My first slit-free spectrograph was attached by 2" bush with 1-bolt clamp
on the eyepiece of a 5" Schmidt-Newtonian (Intes Micro MN 58). As a mount
used was a HEQ-5 (see photo above left). The combination of instable mount
(wind effect), not very stable attachment of the bush the instabilities
of the spectrograph and housing were also raised during the spectra recording
mechanical jumps. The graph shows 50 such consecutive recorded images
of the H alpha emission line of zet Tau (as extracted raw spectra). The
spectra stripes jumps on the CCD along the dispersion axis to within a
range of about 200 pixels and forth. Similar jumps also occurred in the
y-axis, but here they are no longer visible because they are removed by
the extraction of the spectra already. The rotation of the spectrograph
/ telescope within the 30 sec exposure time followed by a "trigger" by
the electromechanical shutter of the Audine camera was enough vibration
that in both axes of the CCD the spetra stripes was moved on. Jumping
was then compensated by processing software (second graph below left).

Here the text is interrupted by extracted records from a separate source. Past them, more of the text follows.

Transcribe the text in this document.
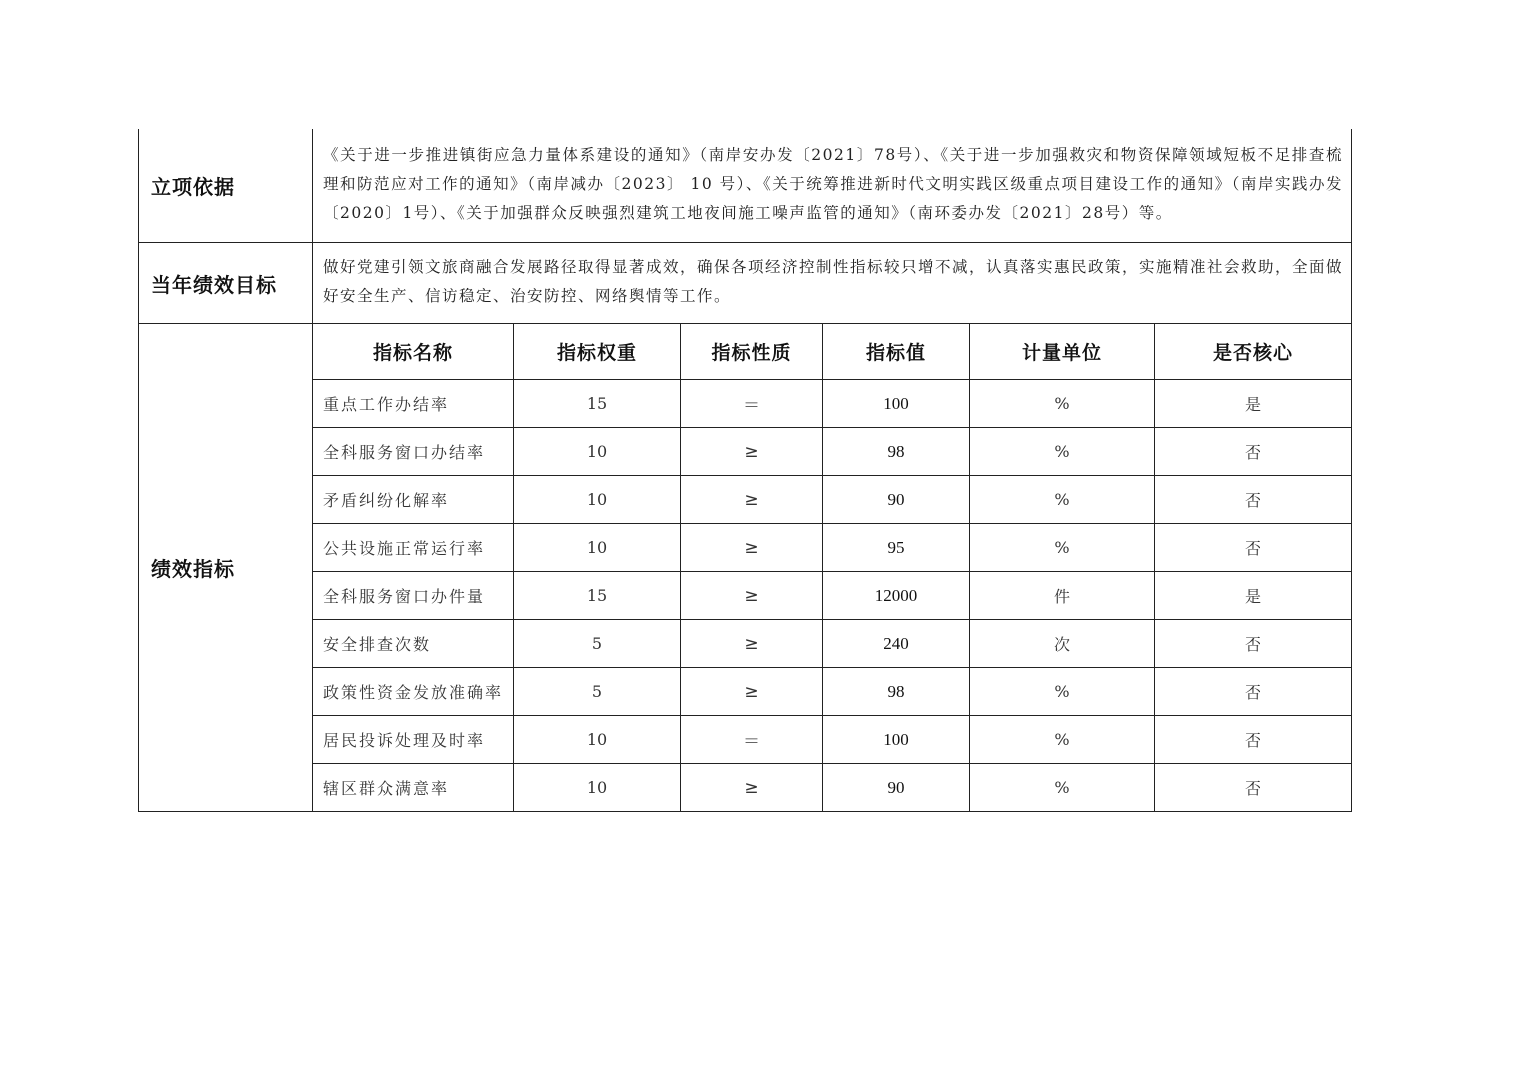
立项依据	《关于进一步推进镇街应急力量体系建设的通知》（南岸安办发〔2021〕78号）、《关于进一步加强救灾和物资保障领域短板不足排查梳理和防范应对工作的通知》（南岸减办〔2023〕 10 号）、《关于统筹推进新时代文明实践区级重点项目建设工作的通知》（南岸实践办发〔2020〕1号）、《关于加强群众反映强烈建筑工地夜间施工噪声监管的通知》（南环委办发〔2021〕28号）等。					
当年绩效目标	做好党建引领文旅商融合发展路径取得显著成效，确保各项经济控制性指标较只增不减，认真落实惠民政策，实施精准社会救助，全面做好安全生产、信访稳定、治安防控、网络舆情等工作。					
绩效指标	指标名称	指标权重	指标性质	指标值	计量单位	是否核心
	重点工作办结率	15	＝	100	%	是
	全科服务窗口办结率	10	≥	98	%	否
	矛盾纠纷化解率	10	≥	90	%	否
	公共设施正常运行率	10	≥	95	%	否
	全科服务窗口办件量	15	≥	12000	件	是
	安全排查次数	5	≥	240	次	否
	政策性资金发放准确率	5	≥	98	%	否
	居民投诉处理及时率	10	＝	100	%	否
	辖区群众满意率	10	≥	90	%	否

This mechanical instability has meant that the exposure times was limited
to 30 sec. With this exposure I have had about 1 / 3 of the recordings
due to jumps to sort out as useless. Longer exposure times lead to jumps
within the exposure time and movings in two axes according to dual or
multiple stripes of spectra. The "normal" host series consisted of 50
to 100 individual images, therefore, à 30 sec. What was the consequence?
At each frame is the normal noise of the signal the readout noise added.
he result was the sum spectrum, obtained from all 30 to 70 usable shots,
dominated by the readout noise. I had caught myself unnecessary noise,
which did not occur in one or a few long exposures.
The 50 scattered spectra in the above graph were correlated by the MIDAS
script "opa" (opa see the page Links / software), so that in
the dispersion direction are all concruent. The next step, they were added
to a sum spectrum. This is a beautiful example of what can be corrected
later with modern software inadequacies of the apparatus.
At my current aluminum spectrograph (LHIRES III) are
avoided bushes and replaced by more stable screws. The 100 kg-mount is
much stiffer. In continuous shooting series are now no dislocations of
the spectrum on the CCD chip recognize more. The spectra stripes coincide
exactly. And exposure times are from 5 to 60 minutes no longer a problem.
The readout noise is now negligible.
In this example, I want to show that, in practice, not
only the theoretical optical criteria play a the major role as they are
calculated by SimSpec. The very simple things make the biggest problems.
All practitioners within spectroscopists can sing that song, and everyone
can contribute their own verses about this!